On the Flakiness of LLM-Generated Tests for Industrial and Open-Source Database Management Systems

from arxiv, 12 pages, 5 tables, 3 figures, accepted at the 48th International Conference on Software Engineering: Software Engineering in Practice (ICSE SEIP 2026)

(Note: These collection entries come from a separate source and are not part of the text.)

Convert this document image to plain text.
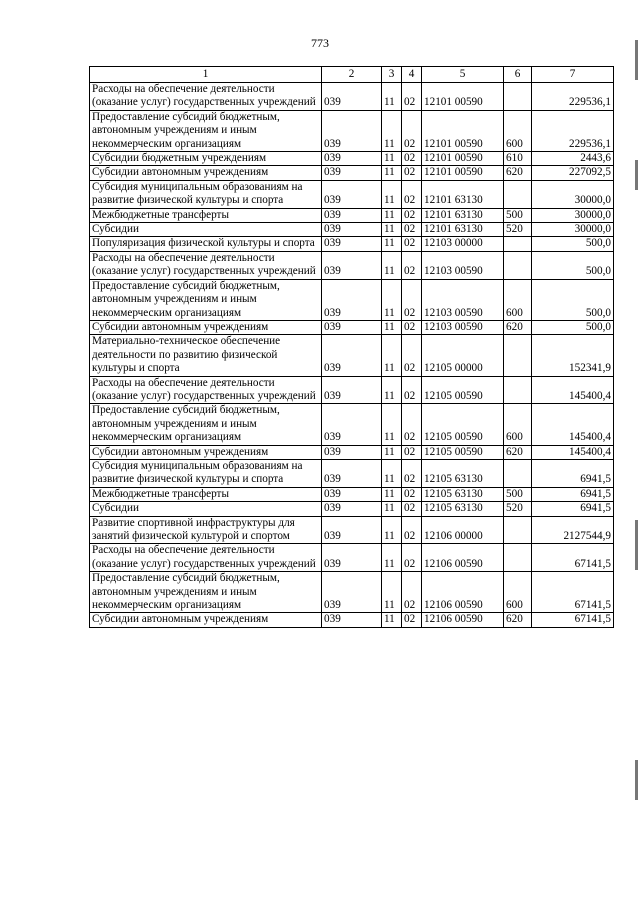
773
1	2	3	4	5	6	7
Расходы на обеспечение деятельности (оказание услуг) государственных учреждений	039	11	02	12101 00590		229536,1
Предоставление субсидий бюджетным, автономным учреждениям и иным некоммерческим организациям	039	11	02	12101 00590	600	229536,1
Субсидии бюджетным учреждениям	039	11	02	12101 00590	610	2443,6
Субсидии автономным учреждениям	039	11	02	12101 00590	620	227092,5
Субсидия муниципальным образованиям на развитие физической культуры и спорта	039	11	02	12101 63130		30000,0
Межбюджетные трансферты	039	11	02	12101 63130	500	30000,0
Субсидии	039	11	02	12101 63130	520	30000,0
Популяризация физической культуры и спорта	039	11	02	12103 00000		500,0
Расходы на обеспечение деятельности (оказание услуг) государственных учреждений	039	11	02	12103 00590		500,0
Предоставление субсидий бюджетным, автономным учреждениям и иным некоммерческим организациям	039	11	02	12103 00590	600	500,0
Субсидии автономным учреждениям	039	11	02	12103 00590	620	500,0
Материально-техническое обеспечение деятельности по развитию физической культуры и спорта	039	11	02	12105 00000		152341,9
Расходы на обеспечение деятельности (оказание услуг) государственных учреждений	039	11	02	12105 00590		145400,4
Предоставление субсидий бюджетным, автономным учреждениям и иным некоммерческим организациям	039	11	02	12105 00590	600	145400,4
Субсидии автономным учреждениям	039	11	02	12105 00590	620	145400,4
Субсидия муниципальным образованиям на развитие физической культуры и спорта	039	11	02	12105 63130		6941,5
Межбюджетные трансферты	039	11	02	12105 63130	500	6941,5
Субсидии	039	11	02	12105 63130	520	6941,5
Развитие спортивной инфраструктуры для занятий физической культурой и спортом	039	11	02	12106 00000		2127544,9
Расходы на обеспечение деятельности (оказание услуг) государственных учреждений	039	11	02	12106 00590		67141,5
Предоставление субсидий бюджетным, автономным учреждениям и иным некоммерческим организациям	039	11	02	12106 00590	600	67141,5
Субсидии автономным учреждениям	039	11	02	12106 00590	620	67141,5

Flaky tests are a common problem in software testing. They produce inconsistent results when executed multiple times on the same code, invalidating the assumption that a test failure indicates a software defect. Recent work on LLM-based test generation has identified flakiness as a potential problem with generated tests. However, its prevalence and underlying causes are unclear. We examined the flakiness of LLM-generated tests in the context of four relational database management systems: SAP HANA, DuckDB, MySQL, and SQLite. We amplified test suites with two LLMs, GPT-4o and Mistral-Large-Instruct-2407, to assess the flakiness of the generated test cases. Our results suggest that generated tests have a slightly higher proportion of flaky tests compared to existing tests. Based on a manual inspection, we found that the most common root cause of flakiness was the reliance of a test on a certain order that is not guaranteed ("unordered collection"), which was present in 72 of 115 flaky tests (63%). Furthermore, both LLMs transferred the flakiness from the existing tests to the newly generated tests via the provided prompt context. Our experiments suggest that flakiness transfer is more prevalent in closed-source systems such as SAP HANA than in open-source systems. Our study informs developers on what types of flakiness to expect from LLM-generated tests. It also highlights the importance of providing LLMs with tailored context when employing LLMs for test generation.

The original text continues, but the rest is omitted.